Boslil and JMMB Group Limited (JMMBGL) were the best performers for PIL, with each company recording their best-ever year of profitability. Boslil generated a 29 per cent improvement in its net profit to US$6.26 million, against the backdrop of a 25 per cent dip in revenue to US$7.21 million. Boslil has returned US$9.25 million in capital to PIL in the last 4 FY’S versus the acquisition price of US$12.6 million paid in March 2017. JMMBGL saw its profit attributable to shareholders grow by 7 per cent to $7.51 billion but only contributed US$10.32 million to PIL’S share of profit, which was less than the prior year due to the foreign currency differences. Despite the strong performance of JMMBGL and expected uptick in future profitability, Williams explained that PIL hadn’t discussed increasing its stake in the financial conglomerate.
“That’s not a question we’ve debated. We are very happy with the performance and love the price. If we were buying, now is the time to buy. We’re satisfied with the exposure we have now and the company’s performance. We’re very confident that the investment community will see the bargain that’s on the table now for JMMBGL. The price will adjust and correct itself accordingly. The price acts as a reference of sentiment but we’re happy with JMMBGL’S outlook and profitability.

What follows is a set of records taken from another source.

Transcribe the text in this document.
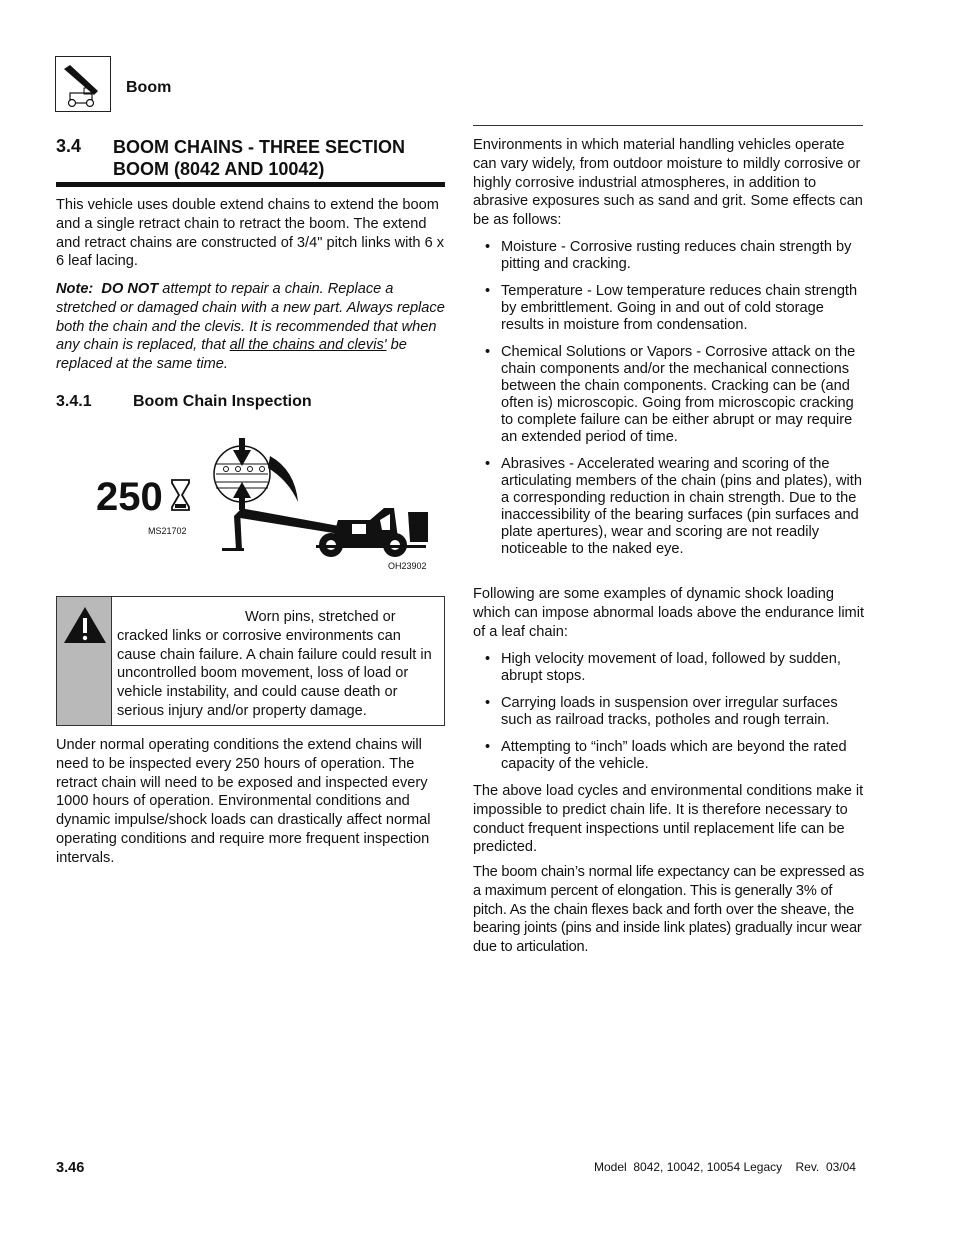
Boom
3.4 BOOM CHAINS - THREE SECTION
BOOM (8042 AND 10042)
This vehicle uses double extend chains to extend the boom and a single retract chain to retract the boom. The extend and retract chains are constructed of 3/4" pitch links with 6 x 6 leaf lacing.
Note: DO NOT attempt to repair a chain. Replace a stretched or damaged chain with a new part. Always replace both the chain and the clevis. It is recommended that when any chain is replaced, that all the chains and clevis' be replaced at the same time.
3.4.1	Boom Chain Inspection
250
MS21702
OH23902
Worn pins, stretched or
cracked links or corrosive environments can cause chain failure. A chain failure could result in uncontrolled boom movement, loss of load or vehicle instability, and could cause death or serious injury and/or property damage.
Under normal operating conditions the extend chains will need to be inspected every 250 hours of operation. The retract chain will need to be exposed and inspected every 1000 hours of operation. Environmental conditions and dynamic impulse/shock loads can drastically affect normal operating conditions and require more frequent inspection intervals.
Environments in which material handling vehicles operate can vary widely, from outdoor moisture to mildly corrosive or highly corrosive industrial atmospheres, in addition to abrasive exposures such as sand and grit. Some effects can be as follows:
• Moisture - Corrosive rusting reduces chain strength by pitting and cracking.
• Temperature - Low temperature reduces chain strength by embrittlement. Going in and out of cold storage results in moisture from condensation.
• Chemical Solutions or Vapors - Corrosive attack on the chain components and/or the mechanical connections between the chain components. Cracking can be (and often is) microscopic. Going from microscopic cracking to complete failure can be either abrupt or may require an extended period of time.
• Abrasives - Accelerated wearing and scoring of the articulating members of the chain (pins and plates), with a corresponding reduction in chain strength. Due to the inaccessibility of the bearing surfaces (pin surfaces and plate apertures), wear and scoring are not readily noticeable to the naked eye.
Following are some examples of dynamic shock loading which can impose abnormal loads above the endurance limit of a leaf chain:
• High velocity movement of load, followed by sudden, abrupt stops.
• Carrying loads in suspension over irregular surfaces such as railroad tracks, potholes and rough terrain.
• Attempting to “inch” loads which are beyond the rated capacity of the vehicle.
The above load cycles and environmental conditions make it impossible to predict chain life. It is therefore necessary to conduct frequent inspections until replacement life can be predicted.
The boom chain’s normal life expectancy can be expressed as a maximum percent of elongation. This is generally 3% of pitch. As the chain flexes back and forth over the sheave, the bearing joints (pins and inside link plates) gradually incur wear due to articulation.
3.46	Model  8042, 10042, 10054 Legacy    Rev.  03/04
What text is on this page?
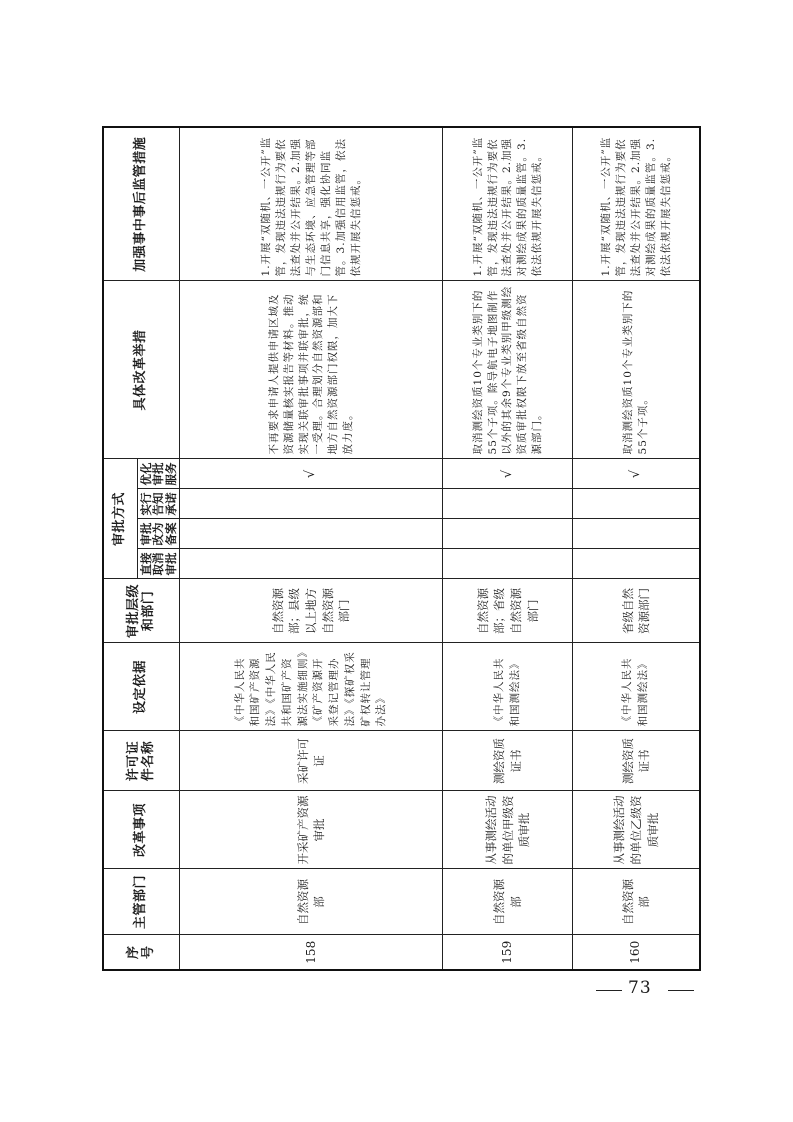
序号	主管部门	改革事项	许可证件名称	设定依据	审批层级和部门	审批方式				具体改革举措	加强事中事后监管措施
						直接取消审批	审批改为备案	实行告知承诺	优化审批服务		
158	自然资源部	开采矿产资源审批	采矿许可证	《中华人民共和国矿产资源法》《中华人民共和国矿产资源法实施细则》《矿产资源开采登记管理办法》《探矿权采矿权转让管理办法》	自然资源部；县级以上地方自然资源部门				√	不再要求申请人提供申请区域及资源储量核实报告等材料。推动实现关联审批事项并联审批，统一受理。合理划分自然资源部和地方自然资源部门权限，加大下放力度。	1.开展“双随机、一公开”监管，发现违法违规行为要依法查处并公开结果。2.加强与生态环境、应急管理等部门信息共享，强化协同监管。3.加强信用监管，依法依规开展失信惩戒。
159	自然资源部	从事测绘活动的单位甲级资质审批	测绘资质证书	《中华人民共和国测绘法》	自然资源部；省级自然资源部门				√	取消测绘资质10个专业类别下的55个子项。除导航电子地图制作以外的其余9个专业类别甲级测绘资质审批权限下放至省级自然资源部门。	1.开展“双随机、一公开”监管，发现违法违规行为要依法查处并公开结果。2.加强对测绘成果的质量监管。3.依法依规开展失信惩戒。
160	自然资源部	从事测绘活动的单位乙级资质审批	测绘资质证书	《中华人民共和国测绘法》	省级自然资源部门				√	取消测绘资质10个专业类别下的55个子项。	1.开展“双随机、一公开”监管，发现违法违规行为要依法查处并公开结果。2.加强对测绘成果的质量监管。3.依法依规开展失信惩戒。
73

“Boslil looks like it will go down as one of our best investments ever. It really is growing strong and customers are extremely loyal. They grew their deposit base significantly and Boslil is a very critical contributor to our profits. PROVEN remains focused on executing on its corporate strategy for this asset, which will result in the implementation of initiatives to drive the expansion of the balance sheet and further diversify revenues while scaling the current operating platform,” explained Williams.
Real Properties Limited (RPL) saw a 12 per decline in profits to US$2.09 million as there were no development projects which were closed in the year. The company’s highly renowned Via at Braemar project suffered a slight fallout in the year due to the pandemic. However, Williams explained that resales are progressing well with 90 per cent of the project sold out. Its César project is more than 50 per cent sold out, with the company breaking ground for its joint venture on Omega Drive in the Cayman Islands recently. The one difficulty that the CEO noted which will impact the real estate segment is the choice of where to set up its companies for its various real estate projects due to the less attractive nature of St Lucia. PIL injected US$2.86 million in RPL to maintain its 100 per cent stake in the subsidiary.
“You’re not going to get that benefit of that tax efficiency without a significant investment in St Lucia in order to prove [economic] substance. The rest of the Caribbean is fine with the Cayman Islands, [The] Bahamas, Bermuda and the British Virgin Islands. We have quite a number of markets to utilise. We do a number of investments in Jamaica but we’re getting calls by every country to do business,” said Williams.
Proven is currently looking to close out on its Fidelity Bank (Cayman) Limited and Heritage Funds International Limited deals later in the year as it puts the proceeds from its Us$30.28million APO to work. Williams remains confident of the future of the company especially as it enters the next decade of opportunity. Williams and two other co-founders purchased 6.47 million shares in the APO for approximately US$1.43 million.
“We’re extremely motivated and getting some good momentum. We’re not satisfied with where PROVEN is now and feel that we can build this business to double from where it stands currently. We’re focused on doubling the business. We have not gotten approval from the Cayman Islands Monetary Authority for the Fidelity Bank acquisition. It looks like it’s going to be at least another 3 months before it’s closed.”